Got a little X-Box fun in the basement/bar area. Kate and I tried the Star Wars Battlefront and it kicked Jawa ass. Or I kicked Jawas ass, because that's just about all I could make it do is shoot them as they ran for cover. The one vehicle I got in, a speederbike, crashed it into the only rock within 200 miles.

I can't play console games. But when the PC version comes down, it'll be on my list.

Then, the one freakin' scary event happened while we were playing; kids (because there's lots of kids) were up and down the stairs. As I was trying to aim my rifle to blow away a little R2 unit, I hear the heavy thumping of someone coming down the stairs. Only it sounds like they're running and it doesn't sound normal.

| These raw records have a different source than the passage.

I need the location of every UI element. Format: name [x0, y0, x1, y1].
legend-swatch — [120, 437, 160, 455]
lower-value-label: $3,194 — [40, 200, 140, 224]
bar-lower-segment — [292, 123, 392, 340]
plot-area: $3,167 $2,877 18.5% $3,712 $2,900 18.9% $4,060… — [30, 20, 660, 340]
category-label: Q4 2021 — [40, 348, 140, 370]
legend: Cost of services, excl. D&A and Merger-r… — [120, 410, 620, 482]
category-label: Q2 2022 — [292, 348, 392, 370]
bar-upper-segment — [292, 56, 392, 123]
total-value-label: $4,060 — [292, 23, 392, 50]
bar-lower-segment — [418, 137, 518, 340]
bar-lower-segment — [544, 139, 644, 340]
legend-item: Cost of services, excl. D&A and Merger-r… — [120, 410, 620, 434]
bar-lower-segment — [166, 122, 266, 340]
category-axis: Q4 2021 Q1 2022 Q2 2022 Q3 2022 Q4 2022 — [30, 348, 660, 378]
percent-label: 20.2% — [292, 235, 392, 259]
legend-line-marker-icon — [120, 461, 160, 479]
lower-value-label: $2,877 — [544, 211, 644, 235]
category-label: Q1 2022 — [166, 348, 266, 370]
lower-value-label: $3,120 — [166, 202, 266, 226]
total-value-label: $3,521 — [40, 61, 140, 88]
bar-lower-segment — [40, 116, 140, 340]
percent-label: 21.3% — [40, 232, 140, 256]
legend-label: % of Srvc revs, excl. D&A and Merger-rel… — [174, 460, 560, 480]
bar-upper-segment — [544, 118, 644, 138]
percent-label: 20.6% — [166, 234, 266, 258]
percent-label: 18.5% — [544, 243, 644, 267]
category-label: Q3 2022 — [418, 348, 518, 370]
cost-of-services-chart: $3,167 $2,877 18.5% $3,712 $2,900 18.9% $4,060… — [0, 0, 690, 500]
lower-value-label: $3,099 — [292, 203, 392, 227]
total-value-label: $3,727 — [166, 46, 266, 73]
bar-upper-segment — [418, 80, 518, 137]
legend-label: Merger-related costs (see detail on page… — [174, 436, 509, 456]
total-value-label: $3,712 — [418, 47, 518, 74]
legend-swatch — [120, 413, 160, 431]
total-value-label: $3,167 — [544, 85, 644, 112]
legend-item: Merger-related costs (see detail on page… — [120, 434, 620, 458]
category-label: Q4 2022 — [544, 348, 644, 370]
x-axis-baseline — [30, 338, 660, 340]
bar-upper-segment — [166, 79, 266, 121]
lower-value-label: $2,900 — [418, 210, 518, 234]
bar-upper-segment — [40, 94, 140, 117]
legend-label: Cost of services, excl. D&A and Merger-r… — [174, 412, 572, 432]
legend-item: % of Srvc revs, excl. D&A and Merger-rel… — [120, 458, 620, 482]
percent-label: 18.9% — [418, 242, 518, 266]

I turn and see two bodies pinwheeling down the stairs. I see my 2 year old niece, her arms out and her head down, like she's doing a cartwheel, but there's this confused, scared look on her face. Behind her, another small body, with blonde hair, arms out, legs pulled in, like a half cannonball.

They crash into the floor before I can get there. I pick up my niece and hand her to her mother, and the other boy -my nephew- I have to bring upstairs to find a parent. They were fine (a little bruised) but it looked so freaky.

The rest of the visit was pretty uneventful.

On the way home, we cut through Boston again. This is less harrowing—usually. Tonight it's a whole different ballgame. First, several people don't seem to understand the whole toll booth thing on the Tobin. There are lane for FastTrack or whatever it's called and there are lane for the rest of us who still have to use cash (three freakin' dollars now).

After this and a merge onto the Zakim bridge. Of course, I get the guy coming up 93 in the slow lane doing 80. Seriously, what the hell is wrong with you if you think that lane is for getting there quicker? I merge and he's suddenly on my ass and he lingers there just so I know he's peeved and then a quick lane change and he's gone.

In the tunnel we get a guy who can't seem to find his lane. The tunnel snakes and as I'm passing he, using my lane as a buffer. Enter Horn Blast #2 and some much choicer words than earlier today. Tine has some censored, choice words, because the whole situation makes her nervous.

After the tunnel, we come upon one of those short travel busses that commute between the airport and a hotel or between Boston and Foxwoods or wherever. It's got those large tinted windows, but we can see they've got a big TV on through the glass.

As we get closer, I think that it looks like a cooking show. I think I can make out a close up of some hands coming together and moving fast or something. Like they're dealing with food.

I even say something, "Hey, what are they watching?" You know, because it's different, and I'm trying to draw Tine out of being uptight on the highway.

As we close in on the bus and before passing it, I look over and low and behold it's not a cooking show. Through those big windows, we can make it out quite clearly.

It's porn!

It's a close up of a woman masturbating! A real close up. I start laughing—I think because I went out of my way to draw attention to it. I look over and Tine is laughing, but trying to hold it in. I hit the accelerator to get farther away.

At least I was right about the hands.